The next generation of natural landscaping by-law began to appear in the early 1990s. Unlike the Madison-style permissive by-laws, the updated ordinances permit natural landscapes without neighbour approval or city permission. Typically associated with these by-laws, however, is a setback requirement from the front or perimeter of the lot where vegetation may not exceed a certain height (usually 10 or 12 inches) excluding trees and bushes. The border keeps plants from encroaching upon the sidewalks and streets and frames the natural landscape, creating a tended look that provides a measure of conformity, tidiness and intention and the all important "perception of care" outlined in section 2.2.5 (Nassauer, 1996). Examples of this type of by-law can be found across the United States from Portland, Oregon to Orlando, Florida. Again, given natural landscaping's historic roots in the region, the majority of by-laws can be found in municipalities in Wisconsin, Illinois and Minnesota. Overall, the setback-based by-laws have been found to be easy to understand and enforce and present a workable compromise between the diverse interests of the community, the natural landscaper and his or her neighbours (Rappaport, 1998).
Some border mowing alternatives for the 'setting back' or 'framing' of naturalized
(source: Platt et al., 1994)
There is a related type of "second generation" weed law that includes broadly worded exceptions for natural landscapes, thereby expressly protecting them from municipal prosecution. Toronto's recently amended weed by-law provides such an example. It states:
A. For the purposes of this Article, the term "grass and weeds" shall refer to all noxious weeds. and local weeds. designated under the provisions of the Weed Control Act [Editor's Note: See R.S.O. 1990, c.W.5.] and any growth which does not form part of a natural garden that has been deliberately implemented to produce ground cover, including one (1) or more species of wildflowers, shrubs, perennials, grasses or combinations of them, whether native or non-native, consistent with a managed and natural landscape other than regularly mown grass. [Added 1997-01-13 by By-law No. 1997-0037] (Toronto Municipal Code, 1998)

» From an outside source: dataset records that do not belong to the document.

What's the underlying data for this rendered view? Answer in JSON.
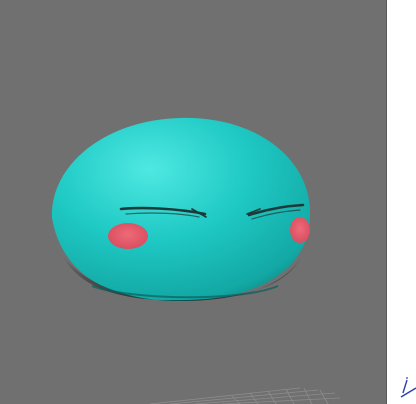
{
  "app": {
    "colors": {
      "viewport_background": "#707070",
      "model_body": "#1fc9c4",
      "model_blush": "#e35a6a",
      "eye_lines": "#1e3a38",
      "grid_lines": "#8c8c8c",
      "side_panel": "#ffffff",
      "side_panel_stroke": "#2a3fb0"
    },
    "viewport": {
      "content": "3d-slime-model",
      "features": [
        "squinting-eyes",
        "pink-cheeks"
      ],
      "grid_visible": true
    },
    "icons": {
      "side_panel_fragment": "partial-axis-gizmo-icon"
    }
  }
}
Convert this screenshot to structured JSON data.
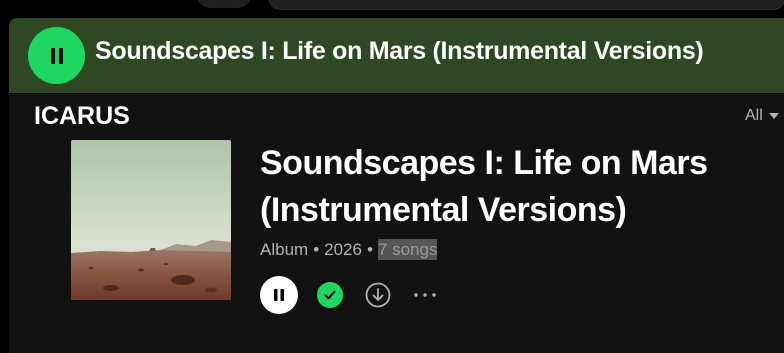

Another example of such an approach is in Boone County in northeastern Illinois where its revamped weed ordinance includes broadly worded exceptions for natural landscapes. Its wording has been adopted by other American jurisdictions (Wild Ones Native Plant Consultants, personal contact, 1997). An excerpt from the Boone County ordinance follows:
Boone County, Illinois Weed Law Exceptions
The following exceptions have been provided to assist the home/land owner by establishing legal provisions whereby uncontrolled growth is permissible. To apply for any of these provisions see the section entitled
a. NATIVE PLANTINGS - the use of native plant species for aesthetic and/or wildlife reasons
b. WILDLIFE PLANTINGS - the use of native and/or introduced plant species to attract wildlife ...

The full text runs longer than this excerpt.